Published in the Current
The Marine Animal Lifeline released three seals on the morning of Sept. 5, including one, named Chance, that had been found with a gunshot wound in her head on Pine Point Beach July 2.
The release, in Cape Elizabeth’s Dyer Cove, was successful, with all three animals heading out to sea.
Two of the seals had lived in the wild for a long time, and headed quickly back to their natural habitat.
The third, rescued by the Lifeline when only a day old, took longer to get used to the surf and salt water, changes from its tank at the Lifeline’s rehabilitation center.
Immediately following the release, Lifeline President Greg Jakush and several volunteers drove to Hannaford Cove to check out a report of a dead turtle on the beach.

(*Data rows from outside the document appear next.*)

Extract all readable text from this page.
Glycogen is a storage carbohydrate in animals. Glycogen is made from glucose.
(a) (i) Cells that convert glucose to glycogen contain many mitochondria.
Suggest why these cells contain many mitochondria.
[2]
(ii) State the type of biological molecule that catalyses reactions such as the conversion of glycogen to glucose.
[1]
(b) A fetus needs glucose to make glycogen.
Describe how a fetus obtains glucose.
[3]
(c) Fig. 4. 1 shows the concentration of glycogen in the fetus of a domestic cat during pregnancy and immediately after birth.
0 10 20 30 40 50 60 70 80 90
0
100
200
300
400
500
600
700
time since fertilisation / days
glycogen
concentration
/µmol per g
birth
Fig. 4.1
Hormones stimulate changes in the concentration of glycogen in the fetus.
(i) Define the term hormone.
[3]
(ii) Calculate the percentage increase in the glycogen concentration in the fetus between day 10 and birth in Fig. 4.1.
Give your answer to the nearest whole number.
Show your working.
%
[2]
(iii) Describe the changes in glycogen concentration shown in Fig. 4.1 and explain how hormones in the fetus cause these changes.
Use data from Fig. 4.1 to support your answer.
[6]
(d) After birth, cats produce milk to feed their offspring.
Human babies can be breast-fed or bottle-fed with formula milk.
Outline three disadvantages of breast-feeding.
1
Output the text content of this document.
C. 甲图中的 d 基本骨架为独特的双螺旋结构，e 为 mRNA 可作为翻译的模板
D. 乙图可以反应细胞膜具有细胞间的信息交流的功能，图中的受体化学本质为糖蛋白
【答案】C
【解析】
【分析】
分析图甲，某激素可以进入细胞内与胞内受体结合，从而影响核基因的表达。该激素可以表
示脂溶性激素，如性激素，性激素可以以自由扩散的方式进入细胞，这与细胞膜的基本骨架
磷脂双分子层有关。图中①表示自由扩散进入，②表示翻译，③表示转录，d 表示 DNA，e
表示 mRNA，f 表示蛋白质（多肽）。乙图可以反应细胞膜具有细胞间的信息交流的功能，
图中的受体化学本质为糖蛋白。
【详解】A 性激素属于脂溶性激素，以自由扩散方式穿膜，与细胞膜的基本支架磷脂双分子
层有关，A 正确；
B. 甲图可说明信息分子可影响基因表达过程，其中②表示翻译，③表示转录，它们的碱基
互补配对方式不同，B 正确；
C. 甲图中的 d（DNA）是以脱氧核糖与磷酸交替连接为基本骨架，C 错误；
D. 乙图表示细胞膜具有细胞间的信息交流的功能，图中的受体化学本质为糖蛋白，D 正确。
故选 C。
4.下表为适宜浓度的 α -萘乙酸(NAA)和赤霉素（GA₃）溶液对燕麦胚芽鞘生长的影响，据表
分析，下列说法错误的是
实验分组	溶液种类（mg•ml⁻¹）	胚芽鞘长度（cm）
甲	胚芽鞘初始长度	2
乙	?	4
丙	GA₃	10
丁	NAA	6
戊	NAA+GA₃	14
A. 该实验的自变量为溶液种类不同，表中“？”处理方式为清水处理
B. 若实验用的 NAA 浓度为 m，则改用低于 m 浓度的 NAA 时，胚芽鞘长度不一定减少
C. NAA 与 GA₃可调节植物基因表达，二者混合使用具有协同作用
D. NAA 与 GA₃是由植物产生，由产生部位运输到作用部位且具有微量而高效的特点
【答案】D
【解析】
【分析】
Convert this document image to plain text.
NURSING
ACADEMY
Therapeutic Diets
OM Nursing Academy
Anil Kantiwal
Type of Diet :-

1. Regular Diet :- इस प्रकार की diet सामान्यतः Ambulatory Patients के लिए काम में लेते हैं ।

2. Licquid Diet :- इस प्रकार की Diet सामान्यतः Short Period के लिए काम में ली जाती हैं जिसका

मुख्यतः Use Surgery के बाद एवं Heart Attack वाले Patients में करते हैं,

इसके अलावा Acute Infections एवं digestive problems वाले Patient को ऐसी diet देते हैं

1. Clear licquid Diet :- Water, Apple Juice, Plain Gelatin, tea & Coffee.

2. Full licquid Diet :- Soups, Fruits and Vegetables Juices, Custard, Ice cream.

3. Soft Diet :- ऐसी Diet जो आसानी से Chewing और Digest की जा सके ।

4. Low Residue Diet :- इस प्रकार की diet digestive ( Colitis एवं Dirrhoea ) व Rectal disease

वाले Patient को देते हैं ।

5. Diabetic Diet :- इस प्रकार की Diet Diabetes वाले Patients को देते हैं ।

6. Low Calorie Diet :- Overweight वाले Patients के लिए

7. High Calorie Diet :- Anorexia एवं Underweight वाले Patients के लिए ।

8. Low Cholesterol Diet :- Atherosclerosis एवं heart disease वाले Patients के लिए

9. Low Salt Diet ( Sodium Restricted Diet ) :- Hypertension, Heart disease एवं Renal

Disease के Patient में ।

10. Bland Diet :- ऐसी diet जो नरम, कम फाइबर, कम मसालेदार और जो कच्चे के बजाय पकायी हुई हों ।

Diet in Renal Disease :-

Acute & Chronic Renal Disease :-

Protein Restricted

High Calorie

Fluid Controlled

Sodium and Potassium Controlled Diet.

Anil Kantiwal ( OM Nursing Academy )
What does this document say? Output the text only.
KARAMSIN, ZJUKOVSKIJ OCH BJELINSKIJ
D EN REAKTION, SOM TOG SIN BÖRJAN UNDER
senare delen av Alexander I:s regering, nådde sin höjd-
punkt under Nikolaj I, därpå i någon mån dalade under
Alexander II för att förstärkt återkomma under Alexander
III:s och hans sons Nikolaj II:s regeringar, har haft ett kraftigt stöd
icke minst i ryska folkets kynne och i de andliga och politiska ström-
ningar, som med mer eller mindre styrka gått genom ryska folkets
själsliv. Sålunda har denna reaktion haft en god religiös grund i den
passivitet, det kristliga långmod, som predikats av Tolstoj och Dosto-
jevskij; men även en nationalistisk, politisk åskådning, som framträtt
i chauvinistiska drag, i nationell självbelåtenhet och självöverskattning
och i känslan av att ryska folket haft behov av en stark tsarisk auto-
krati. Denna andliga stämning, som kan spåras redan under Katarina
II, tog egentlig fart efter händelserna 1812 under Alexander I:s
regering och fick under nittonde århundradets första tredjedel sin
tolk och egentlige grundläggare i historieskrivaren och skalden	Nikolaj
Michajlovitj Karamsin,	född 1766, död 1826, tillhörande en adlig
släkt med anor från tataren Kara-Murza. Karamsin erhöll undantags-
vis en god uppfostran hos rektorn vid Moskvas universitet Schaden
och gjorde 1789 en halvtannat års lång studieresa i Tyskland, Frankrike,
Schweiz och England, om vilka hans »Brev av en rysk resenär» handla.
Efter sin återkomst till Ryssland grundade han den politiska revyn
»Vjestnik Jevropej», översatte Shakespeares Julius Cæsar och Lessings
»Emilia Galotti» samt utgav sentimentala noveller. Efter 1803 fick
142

The turtle was located and was “very dead,” Jakush said. The Lifeline had been receiving reports of the dead turtle floating along the coast for a couple of weeks. The first sighting was in Damariscotta.
Also on the beach at Hannaford Cove was a dead adult seal, part of a recent surge in dead seal reports to the Lifeline. Jakush said the increase is natural and is not cause for alarm. He said recent high tides and odd currents are washing seal carcasses off ledges further out to sea, where they die of natural causes.
None of the seals so far, he said, were rescued and released by the Lifeline.
Jakush said he also received a report recently of a former Lifeline patient “frolicking and playing” in the Cape Cod Channel in Massachusetts.
“He made a heck of a j o u r n e y,” Jakush said.